Recent research from Google, along with teams from MIT, Stanford, and Caltech, has unveiled a significant breakthrough in quantum computing. In two papers published in the journal Nature on October 22, the researchers claimed to have established a verifiable instance of quantum advantage using the Willow quantum processor. This achievement indicates that Willow surpasses current supercomputers in solving a specific problem.
To grasp how a quantum computer operates, consider waves rippling through a pond. When two wave crests converge, they create a larger wave, while a crest and a trough cancel each other out—a phenomenon known as interference. At the quantum level, particles can behave like waves, and their associated “wave functions,” which represent probabilities, can interfere with one another. By managing this interference, scientists can enhance the likelihood of identifying the correct solution to a problem, while diminishing the chances of incorrect ones. This is the fundamental operation of a quantum computer.
In one of the studies, the research team introduced a quantum algorithm aimed at addressing optimization problems—scenarios where the objective is to identify the best solution from numerous possibilities. Named Decoded Quantum Interferometry (DQI), this algorithm employs a quantum version of the Fourier transform to manipulate the wave-like characteristics of particles used as bits in quantum computing. The design allows for constructive interference of waves corresponding to favorable solutions, enhancing their signal, while waves linked to less desirable solutions interfere destructively and diminish. Consequently, by assessing the final state, the algorithm significantly increases the chances of arriving at a high-quality answer. The researchers demonstrated that for the optimal polynomial intersection problem, the DQI algorithm outperformed any known classical computer in terms of speed.
The second study focused on how information becomes scrambled within a complex quantum system. For instance, if a drop of dark blue dye is added to a still pool, the initial information is localized. However, as the dye disperses, the information becomes spread out, resulting in a faint, uniform blue tint across the pool. While the original drop seems lost, the information is not gone; it is simply scrambled across many molecules. This analogy applies to quantum systems, where information initially held in one quantum bit becomes distributed throughout other bits as they interact.
To measure this intricately hidden information, the researchers devised a clever experiment. Imagine shouting in a large warehouse. The sound waves disperse, echoing throughout the space. If a friend strikes a bell while your voice is still echoing, that sound wave receives a unique imprint. When the echoes are played back, those imprinted waves do not cancel out perfectly, revealing a faint, jumbled echo that retains information about the original sound. This leftover sound reflects the process of Out-of-Time-Order Correlation (OTOC) measurement, allowing the scientists to gauge how much the information has interacted and spread within the system.
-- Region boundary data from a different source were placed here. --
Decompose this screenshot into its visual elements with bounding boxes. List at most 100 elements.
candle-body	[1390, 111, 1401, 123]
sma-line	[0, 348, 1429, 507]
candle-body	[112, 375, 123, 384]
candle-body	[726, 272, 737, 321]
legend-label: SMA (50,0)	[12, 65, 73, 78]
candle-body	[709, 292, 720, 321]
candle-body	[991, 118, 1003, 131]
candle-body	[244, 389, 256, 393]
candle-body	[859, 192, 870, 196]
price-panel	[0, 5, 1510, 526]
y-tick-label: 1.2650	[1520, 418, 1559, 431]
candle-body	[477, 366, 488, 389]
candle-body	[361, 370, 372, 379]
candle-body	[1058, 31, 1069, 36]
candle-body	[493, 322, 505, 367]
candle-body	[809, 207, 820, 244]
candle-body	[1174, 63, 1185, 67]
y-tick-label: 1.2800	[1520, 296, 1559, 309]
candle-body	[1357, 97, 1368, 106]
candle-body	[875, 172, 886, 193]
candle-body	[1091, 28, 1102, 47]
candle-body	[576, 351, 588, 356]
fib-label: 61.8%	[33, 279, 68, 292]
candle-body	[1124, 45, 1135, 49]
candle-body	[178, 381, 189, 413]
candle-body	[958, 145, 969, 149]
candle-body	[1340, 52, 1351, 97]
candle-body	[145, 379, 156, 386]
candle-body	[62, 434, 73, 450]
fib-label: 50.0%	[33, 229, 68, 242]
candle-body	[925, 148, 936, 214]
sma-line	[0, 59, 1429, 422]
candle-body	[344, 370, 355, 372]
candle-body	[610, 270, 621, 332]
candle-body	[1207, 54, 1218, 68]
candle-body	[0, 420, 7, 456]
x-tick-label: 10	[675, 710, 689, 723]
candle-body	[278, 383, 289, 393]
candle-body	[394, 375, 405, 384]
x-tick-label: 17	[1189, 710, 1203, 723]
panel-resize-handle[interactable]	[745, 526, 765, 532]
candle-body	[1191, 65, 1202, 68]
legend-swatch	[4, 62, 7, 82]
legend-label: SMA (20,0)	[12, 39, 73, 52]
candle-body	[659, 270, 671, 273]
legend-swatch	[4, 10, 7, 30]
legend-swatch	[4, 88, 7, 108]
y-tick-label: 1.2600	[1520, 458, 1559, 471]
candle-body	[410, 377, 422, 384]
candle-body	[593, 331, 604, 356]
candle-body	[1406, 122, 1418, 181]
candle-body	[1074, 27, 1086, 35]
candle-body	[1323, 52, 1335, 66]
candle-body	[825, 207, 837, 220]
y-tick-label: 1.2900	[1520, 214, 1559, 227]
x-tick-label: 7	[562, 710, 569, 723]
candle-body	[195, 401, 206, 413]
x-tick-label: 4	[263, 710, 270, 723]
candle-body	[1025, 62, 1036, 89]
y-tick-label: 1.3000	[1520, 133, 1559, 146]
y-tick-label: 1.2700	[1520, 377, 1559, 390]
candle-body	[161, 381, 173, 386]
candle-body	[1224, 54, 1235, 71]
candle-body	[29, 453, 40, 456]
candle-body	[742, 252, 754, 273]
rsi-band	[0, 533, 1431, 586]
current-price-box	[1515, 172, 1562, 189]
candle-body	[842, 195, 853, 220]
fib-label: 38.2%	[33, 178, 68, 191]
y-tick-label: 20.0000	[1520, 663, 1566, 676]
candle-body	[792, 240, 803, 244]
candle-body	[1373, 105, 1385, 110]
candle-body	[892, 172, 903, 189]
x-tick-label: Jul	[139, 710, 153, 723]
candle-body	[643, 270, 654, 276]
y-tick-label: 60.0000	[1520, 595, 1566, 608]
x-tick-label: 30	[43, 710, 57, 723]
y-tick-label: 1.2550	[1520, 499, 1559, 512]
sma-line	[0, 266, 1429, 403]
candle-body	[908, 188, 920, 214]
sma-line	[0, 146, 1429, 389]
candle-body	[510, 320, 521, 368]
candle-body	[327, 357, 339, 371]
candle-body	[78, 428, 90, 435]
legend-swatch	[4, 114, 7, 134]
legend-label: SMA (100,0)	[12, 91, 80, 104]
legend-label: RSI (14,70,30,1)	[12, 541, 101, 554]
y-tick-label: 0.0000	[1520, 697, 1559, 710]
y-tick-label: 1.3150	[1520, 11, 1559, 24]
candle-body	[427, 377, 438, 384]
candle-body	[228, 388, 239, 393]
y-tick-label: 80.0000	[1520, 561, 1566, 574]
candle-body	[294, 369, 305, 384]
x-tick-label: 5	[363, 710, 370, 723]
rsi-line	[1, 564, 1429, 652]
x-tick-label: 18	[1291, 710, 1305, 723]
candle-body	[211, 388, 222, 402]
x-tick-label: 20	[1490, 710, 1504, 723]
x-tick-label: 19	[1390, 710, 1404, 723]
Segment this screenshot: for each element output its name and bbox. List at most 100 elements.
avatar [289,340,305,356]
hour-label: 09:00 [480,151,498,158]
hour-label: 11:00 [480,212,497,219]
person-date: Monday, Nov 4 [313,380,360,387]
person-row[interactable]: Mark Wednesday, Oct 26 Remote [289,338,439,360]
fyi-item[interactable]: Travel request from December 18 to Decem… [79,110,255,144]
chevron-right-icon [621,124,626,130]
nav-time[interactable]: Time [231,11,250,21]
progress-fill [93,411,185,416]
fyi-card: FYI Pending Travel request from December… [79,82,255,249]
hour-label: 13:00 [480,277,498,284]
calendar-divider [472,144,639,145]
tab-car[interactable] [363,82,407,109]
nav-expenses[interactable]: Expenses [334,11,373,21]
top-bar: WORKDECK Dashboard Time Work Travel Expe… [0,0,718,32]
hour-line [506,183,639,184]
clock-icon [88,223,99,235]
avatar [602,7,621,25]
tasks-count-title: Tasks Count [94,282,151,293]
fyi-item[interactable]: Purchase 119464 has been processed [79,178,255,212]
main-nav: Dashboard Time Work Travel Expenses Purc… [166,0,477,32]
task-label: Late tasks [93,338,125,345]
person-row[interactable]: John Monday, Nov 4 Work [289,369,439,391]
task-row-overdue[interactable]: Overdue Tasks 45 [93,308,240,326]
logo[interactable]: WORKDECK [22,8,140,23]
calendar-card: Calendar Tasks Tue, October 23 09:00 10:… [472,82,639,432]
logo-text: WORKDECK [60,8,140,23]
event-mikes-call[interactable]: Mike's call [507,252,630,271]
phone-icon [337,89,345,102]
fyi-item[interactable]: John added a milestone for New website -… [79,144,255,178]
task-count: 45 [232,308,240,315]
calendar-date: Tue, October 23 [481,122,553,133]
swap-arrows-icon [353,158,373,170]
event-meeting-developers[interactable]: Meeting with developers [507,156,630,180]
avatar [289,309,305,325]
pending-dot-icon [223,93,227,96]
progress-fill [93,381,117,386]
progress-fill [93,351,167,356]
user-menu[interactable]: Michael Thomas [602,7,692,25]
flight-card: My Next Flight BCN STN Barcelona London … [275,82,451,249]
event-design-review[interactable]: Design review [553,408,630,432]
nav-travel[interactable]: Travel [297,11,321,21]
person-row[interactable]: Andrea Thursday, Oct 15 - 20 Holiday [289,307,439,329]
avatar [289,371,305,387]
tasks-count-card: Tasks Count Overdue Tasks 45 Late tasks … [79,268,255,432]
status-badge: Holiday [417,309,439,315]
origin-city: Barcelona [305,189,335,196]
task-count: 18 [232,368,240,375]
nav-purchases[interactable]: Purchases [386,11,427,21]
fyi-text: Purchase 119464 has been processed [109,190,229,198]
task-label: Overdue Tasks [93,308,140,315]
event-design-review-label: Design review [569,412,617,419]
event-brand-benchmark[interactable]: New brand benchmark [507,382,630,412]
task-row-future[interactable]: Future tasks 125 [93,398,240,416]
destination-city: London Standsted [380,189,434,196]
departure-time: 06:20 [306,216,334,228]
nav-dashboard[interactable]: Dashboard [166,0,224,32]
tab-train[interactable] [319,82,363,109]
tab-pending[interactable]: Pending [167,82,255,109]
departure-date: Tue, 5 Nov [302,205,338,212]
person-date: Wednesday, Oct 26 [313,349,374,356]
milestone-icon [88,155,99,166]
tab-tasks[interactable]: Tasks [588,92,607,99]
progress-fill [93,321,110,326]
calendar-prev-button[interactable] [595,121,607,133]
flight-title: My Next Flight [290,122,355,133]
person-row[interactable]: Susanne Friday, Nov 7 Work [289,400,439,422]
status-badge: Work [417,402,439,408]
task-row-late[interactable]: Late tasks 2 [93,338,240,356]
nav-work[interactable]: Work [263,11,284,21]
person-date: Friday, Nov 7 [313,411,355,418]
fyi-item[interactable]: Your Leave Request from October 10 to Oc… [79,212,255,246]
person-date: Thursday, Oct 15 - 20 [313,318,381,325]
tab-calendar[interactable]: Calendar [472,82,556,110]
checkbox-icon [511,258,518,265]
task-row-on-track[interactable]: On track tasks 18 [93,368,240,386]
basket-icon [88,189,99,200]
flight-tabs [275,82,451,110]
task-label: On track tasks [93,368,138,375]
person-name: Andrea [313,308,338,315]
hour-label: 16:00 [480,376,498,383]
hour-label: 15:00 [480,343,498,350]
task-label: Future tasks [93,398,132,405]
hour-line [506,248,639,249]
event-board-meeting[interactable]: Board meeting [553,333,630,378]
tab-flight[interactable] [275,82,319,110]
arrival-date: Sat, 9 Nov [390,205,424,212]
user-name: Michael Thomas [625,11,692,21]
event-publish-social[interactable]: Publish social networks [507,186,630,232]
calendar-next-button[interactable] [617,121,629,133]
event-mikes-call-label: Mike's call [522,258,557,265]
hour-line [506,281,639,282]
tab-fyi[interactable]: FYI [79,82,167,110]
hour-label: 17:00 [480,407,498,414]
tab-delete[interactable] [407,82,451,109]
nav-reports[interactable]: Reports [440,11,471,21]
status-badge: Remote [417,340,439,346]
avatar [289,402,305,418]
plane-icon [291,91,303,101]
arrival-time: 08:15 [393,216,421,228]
In their second experiment, the researchers worked with circuits so complex that simulating them on the world”s second-fastest supercomputer would reportedly take over three years. In contrast, the Willow processor completed the task in approximately two hours. However, while the first paper showcased a quantum algorithm solving a problem much faster than classical computers, a definitive mathematical proof is still required to confirm that no efficient solution exists for classical computers. Further research will be needed to demonstrate that the problem remains difficult for all non-quantum systems. Likewise, although the second study illustrated a quantum computer tackling a complex problem, the next step involves an independent team applying the same method to resolve a genuine unsolved issue in fields such as physics or chemistry.
Despite these advancements, the applications of these findings remain largely prospective, as they are still based on lab-created tasks that have yet to translate into actual scientific breakthroughs. Future progress will rely on enhancements in other aspects of quantum computing, including error correction and scaling to accommodate thousands of reliable quantum bits, which are anticipated to take several more years.
In 2019, Google”s researchers claimed to have achieved a quantum advantage through a different experiment focused on random circuit sampling. In that instance, the Sycamore processor ran a random program to generate a list of answers, aiming to predict the most frequent outcomes. However, validating a single answer in random circuit sampling is challenging, as it relies on statistical distributions. Conversely, the problem tackled in the new studies pertains to a scientifically relevant physical quantity, and the results are verifiable since the same problem can be executed on classical or other quantum computers, with verification not dependent on statistical patterns.
A potential initial application for these findings lies in Hamiltonian learning, which involves deducing unknown parameters of a physical system by aligning experimental data with simulated results. The principles that underpin the work of this year”s Nobel Prize winners in physics are integral to making processors like Willow feasible. One of the laureates, Michel Devoret, serves as the chief scientist for quantum hardware at Google Quantum AI. The recent studies build upon their foundational work by addressing an optimization problem and investigating how information propagates within quantum systems.